Solution providers whose IaaS offerings span from colocation to managed hosting to cloud services have a competitive advantage that extends beyond technology. When their customers evolve to a point where they are ready to deploy applications or work tasks in a cloud environment, they don’t have to spend time and energy on a lengthy evaluation process nor do they need to manage multiple vendors. With business relationships already established, customers can focus on technology and business challenges without having to worry about operational details like how their solution provider will handle trouble tickets or how they will react to changes in requirements that happen faster than the time frame of the contract.
Flexibility takes on multiple forms. For example, businesses that have deployed an on-premise private cloud may want to augment their capacity during periods of peak load via cloudbursting – temporarily launching VMs in a hosted private cloud and then quickly spinning these resources down when they’re no longer needed (this is what HP and CloudAgile partners are doing with the CloudSystem Matrix).

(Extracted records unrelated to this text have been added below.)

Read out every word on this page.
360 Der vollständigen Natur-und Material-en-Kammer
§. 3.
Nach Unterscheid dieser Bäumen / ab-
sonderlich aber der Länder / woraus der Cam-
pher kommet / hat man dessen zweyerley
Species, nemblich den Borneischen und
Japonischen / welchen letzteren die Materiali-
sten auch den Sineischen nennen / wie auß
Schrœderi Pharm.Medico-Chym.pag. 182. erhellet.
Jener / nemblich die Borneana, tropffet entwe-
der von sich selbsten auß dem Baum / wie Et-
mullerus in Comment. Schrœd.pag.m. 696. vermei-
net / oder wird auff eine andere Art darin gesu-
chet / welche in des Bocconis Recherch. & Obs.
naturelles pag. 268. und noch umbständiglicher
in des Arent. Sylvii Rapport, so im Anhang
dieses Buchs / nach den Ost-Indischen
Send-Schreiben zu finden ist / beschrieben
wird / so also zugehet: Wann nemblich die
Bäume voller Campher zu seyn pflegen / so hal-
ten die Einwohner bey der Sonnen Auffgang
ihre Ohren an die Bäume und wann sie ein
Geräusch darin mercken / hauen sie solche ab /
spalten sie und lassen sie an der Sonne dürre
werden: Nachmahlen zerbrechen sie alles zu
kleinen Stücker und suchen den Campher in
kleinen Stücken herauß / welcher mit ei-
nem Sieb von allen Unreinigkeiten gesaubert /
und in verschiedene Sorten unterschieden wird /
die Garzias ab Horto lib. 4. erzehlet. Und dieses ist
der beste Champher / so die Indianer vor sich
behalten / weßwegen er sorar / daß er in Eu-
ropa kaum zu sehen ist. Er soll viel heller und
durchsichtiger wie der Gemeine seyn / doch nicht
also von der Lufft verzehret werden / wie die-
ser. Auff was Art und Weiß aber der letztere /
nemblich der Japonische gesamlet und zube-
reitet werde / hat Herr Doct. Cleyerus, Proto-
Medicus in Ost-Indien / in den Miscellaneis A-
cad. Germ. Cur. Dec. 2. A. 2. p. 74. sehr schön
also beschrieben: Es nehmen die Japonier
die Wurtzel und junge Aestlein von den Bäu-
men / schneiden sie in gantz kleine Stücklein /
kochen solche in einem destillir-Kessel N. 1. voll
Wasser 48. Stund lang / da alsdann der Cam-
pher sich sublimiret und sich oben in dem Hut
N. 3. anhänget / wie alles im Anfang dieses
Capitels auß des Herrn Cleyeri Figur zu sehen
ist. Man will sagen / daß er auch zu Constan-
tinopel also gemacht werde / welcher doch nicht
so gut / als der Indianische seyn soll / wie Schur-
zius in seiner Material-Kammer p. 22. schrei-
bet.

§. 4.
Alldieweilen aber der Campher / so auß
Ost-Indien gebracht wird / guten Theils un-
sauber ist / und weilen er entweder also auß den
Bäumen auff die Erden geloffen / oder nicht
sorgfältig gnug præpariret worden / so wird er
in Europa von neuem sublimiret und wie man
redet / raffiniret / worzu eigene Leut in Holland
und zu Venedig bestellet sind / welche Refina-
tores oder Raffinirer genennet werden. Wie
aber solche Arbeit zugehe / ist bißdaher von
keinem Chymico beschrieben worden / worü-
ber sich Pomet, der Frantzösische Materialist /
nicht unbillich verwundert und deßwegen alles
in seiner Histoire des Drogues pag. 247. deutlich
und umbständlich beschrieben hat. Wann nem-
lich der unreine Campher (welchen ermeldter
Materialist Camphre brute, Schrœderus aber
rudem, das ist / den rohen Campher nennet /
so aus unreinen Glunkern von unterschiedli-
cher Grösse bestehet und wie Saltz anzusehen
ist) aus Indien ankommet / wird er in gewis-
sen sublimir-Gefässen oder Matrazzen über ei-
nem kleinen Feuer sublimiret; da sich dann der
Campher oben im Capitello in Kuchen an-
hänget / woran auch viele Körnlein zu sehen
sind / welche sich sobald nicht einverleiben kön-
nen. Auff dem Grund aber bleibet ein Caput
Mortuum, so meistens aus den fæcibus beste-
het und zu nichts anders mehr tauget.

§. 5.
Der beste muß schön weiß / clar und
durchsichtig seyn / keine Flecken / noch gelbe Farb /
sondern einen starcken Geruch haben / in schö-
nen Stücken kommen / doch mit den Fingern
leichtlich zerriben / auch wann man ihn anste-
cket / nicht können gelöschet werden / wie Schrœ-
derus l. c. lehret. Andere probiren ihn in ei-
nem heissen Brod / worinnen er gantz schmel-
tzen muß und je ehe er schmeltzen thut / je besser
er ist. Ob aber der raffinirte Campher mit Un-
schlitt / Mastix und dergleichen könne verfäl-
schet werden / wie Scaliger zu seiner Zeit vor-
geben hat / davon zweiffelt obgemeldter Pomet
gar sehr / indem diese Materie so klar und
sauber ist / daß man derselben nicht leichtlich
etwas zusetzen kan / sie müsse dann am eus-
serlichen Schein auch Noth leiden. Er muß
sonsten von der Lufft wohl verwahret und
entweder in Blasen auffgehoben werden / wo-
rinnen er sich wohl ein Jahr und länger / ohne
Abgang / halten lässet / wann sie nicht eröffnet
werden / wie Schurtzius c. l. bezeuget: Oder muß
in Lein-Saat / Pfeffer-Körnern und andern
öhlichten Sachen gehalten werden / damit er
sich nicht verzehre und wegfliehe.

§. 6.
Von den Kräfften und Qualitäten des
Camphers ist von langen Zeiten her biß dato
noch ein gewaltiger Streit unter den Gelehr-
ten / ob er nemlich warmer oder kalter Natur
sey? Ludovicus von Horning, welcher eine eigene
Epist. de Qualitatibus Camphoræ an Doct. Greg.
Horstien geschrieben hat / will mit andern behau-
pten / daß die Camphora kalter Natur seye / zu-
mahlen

To provide business value, IaaS vendors must not only have the technical capacity to support cloud bursting, they must also offer a pricing model that doesn’t force customers to make a long-term commitment for capacity they may or may not actually need.
Innovation in Service Delivery
There was a time when outsourcing vendors could compete solely on the basis of location, economies of scale, and virtualization technology. Today, that is simply not enough. The market has become saturated with virtualized offerings. “Innovation” in IT service delivery is no longer about technology. Everyone is virtualized. Everyone has cloud platforms. Everyone claims to have fanatical customer service.
What is new, however, is the rise of innovation in new areas to meet growing demand for solutions that are perfectly tailored to a customer’s current and future business requirements. Innovation is particularly apparent in solution design and service delivery—the intersection of people, process, technology and even culture—which has become much more collaborative as CTOs and IT leaders are increasingly called upon to become builders and brokers of complex services across large, heterogeneous environments.
With an even greater emphasis on scalability and flexibility, the best solutions deliver new levels of performance and improved time-to-value-recognition while also reducing costs through maximizing efficiencies across service creation, provisioning, customer care and ongoing support.
The best IaaS providers will deliver tailored solutions designed and deployed to meet each customer’s specific needs. But they will also make a firm commitment to a collaborative, long-term partnership, placing customer care at the top of the priority list and ensuring that customers are never locked in to what made sense 18 months ago with no path forward for growth.